BAB IV WILAYAH ADAT Pasal 5 (1) Wilayah adat dari suatu masyarakat adat meliputi tanah, air, udara, tumbuh-tumbuhan, binatang, tempat keramat dan bangunan warisan kuno.
(2) Untuk menetapkan batas-batas wilayah adat dari suatu masyarakat adat dilakukan pengukuran dan pemetaan secara kadastral. (3) Batas wilayah adat diberi tanda-tanda batas sesuai peraturan perundang-undangan yang berlaku. Pasal 6 (1) Dalam hal terjadi perselisihan antar masyarakat adat dalam menetapkan batas wilayah adat maka perselisihan dimaksud diselesaikan oleh masyarakat adat yang bersangkutan secara musyawarah mufakat. (2) Jika upaya musyawarah mufakat sebagaimana dimaksud pada ayat (1) tidak tercapai, penyelesaian dilakukan melalui lembaga peradilan yang berwenang sesuai peraturan perundang-undangan yang berlaku. (3) Jika perselisihan tersebut terjadi antara masyarakat adat dengan pihak selain masyarakat adat maka perselisihan dimaksud diselesaikan melalui lembaga peradilan yang berwenang sesuai peraturan perundang-undangan yang berlaku.
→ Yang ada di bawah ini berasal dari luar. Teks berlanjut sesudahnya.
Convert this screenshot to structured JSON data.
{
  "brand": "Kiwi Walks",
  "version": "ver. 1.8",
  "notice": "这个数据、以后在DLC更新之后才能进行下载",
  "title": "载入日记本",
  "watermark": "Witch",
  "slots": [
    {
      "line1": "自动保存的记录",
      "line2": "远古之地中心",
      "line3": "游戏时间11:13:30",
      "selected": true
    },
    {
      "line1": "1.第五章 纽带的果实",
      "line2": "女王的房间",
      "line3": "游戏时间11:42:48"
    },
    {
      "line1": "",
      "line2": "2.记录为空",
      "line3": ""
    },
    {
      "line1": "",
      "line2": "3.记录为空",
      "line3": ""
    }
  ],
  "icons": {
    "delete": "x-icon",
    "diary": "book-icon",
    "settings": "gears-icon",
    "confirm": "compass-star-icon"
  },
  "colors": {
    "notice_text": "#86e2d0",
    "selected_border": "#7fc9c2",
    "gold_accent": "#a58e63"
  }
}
BAB V LEMBAGA ADAT Pasal 7 (1) Lembaga adat mempunyai kewenangan untuk mengatur, mengurus, dan mengadili anggota masyarakat adat. (2) Dalam melaksanakan tugasnya lembaga adat mempunyai kewenangan untuk mewakili anggota masyarakat adatnya baik secara kolektif maupun individu dalam setiap perbuatan hukum dan peristiwa hukum yang terjadi. (3) Tata cara pemilihan, struktur dan tata kerja dari lembaga adat sesuai dengan pranata adat yang berlaku pada masing-masing masyarakat adat.
Pasal 8 (1) Peradilan adat merupakan bagian dari lembaga adat. (2) Peradilan adat mempunyai kewenangan untuk mengadili semua perkara yang terjadi yang dilakukan oleh anggota masyarakat adat dan di wilayah adat yang bersangkutan. (3) Keputusan dari peradilan adat sebagaimana dimaksud pada ayat (2) bersifat mengikat dan final. (4) Dalam hal suatu perkara terjadi di dalam suatu wilayah adat dari suatu masyarakat adat dimana salah satu pihak bukan merupakan anggota dari masyarakat adat yang
bersangkutan, maka penyelesaian perkara dimaksud dilakukan melalui lembaga peradilan sesuai dengan peraturan perundang-undangan yang berlaku.
BAB VI HAK-HAK MASYARAKAT ADAT Pasal 9 (1) Hak-hak masyarakat adat merupakan harta kekayaan dari suatu masyarakat adat. (2) Hak-hak masyarakat adat berupa hak kolektif dan hak individual. (3) Hak kolektif dari suatu masyarakat adat yaitu: a. Hak atas wilayah adat b. Hak budaya tradisional berupa kesenian, teknik pengobatan, desain, tata ruang, dan produksi makanan. c. Hak sosial berupa agama, pendidikan, dan perlindungan lingkungan. (4) Hak individual dari masyarakat adat adalah hak dari masing-masing anggota masyarakat adat maupun beberapa anggota masyarakat adat atas suatu benda.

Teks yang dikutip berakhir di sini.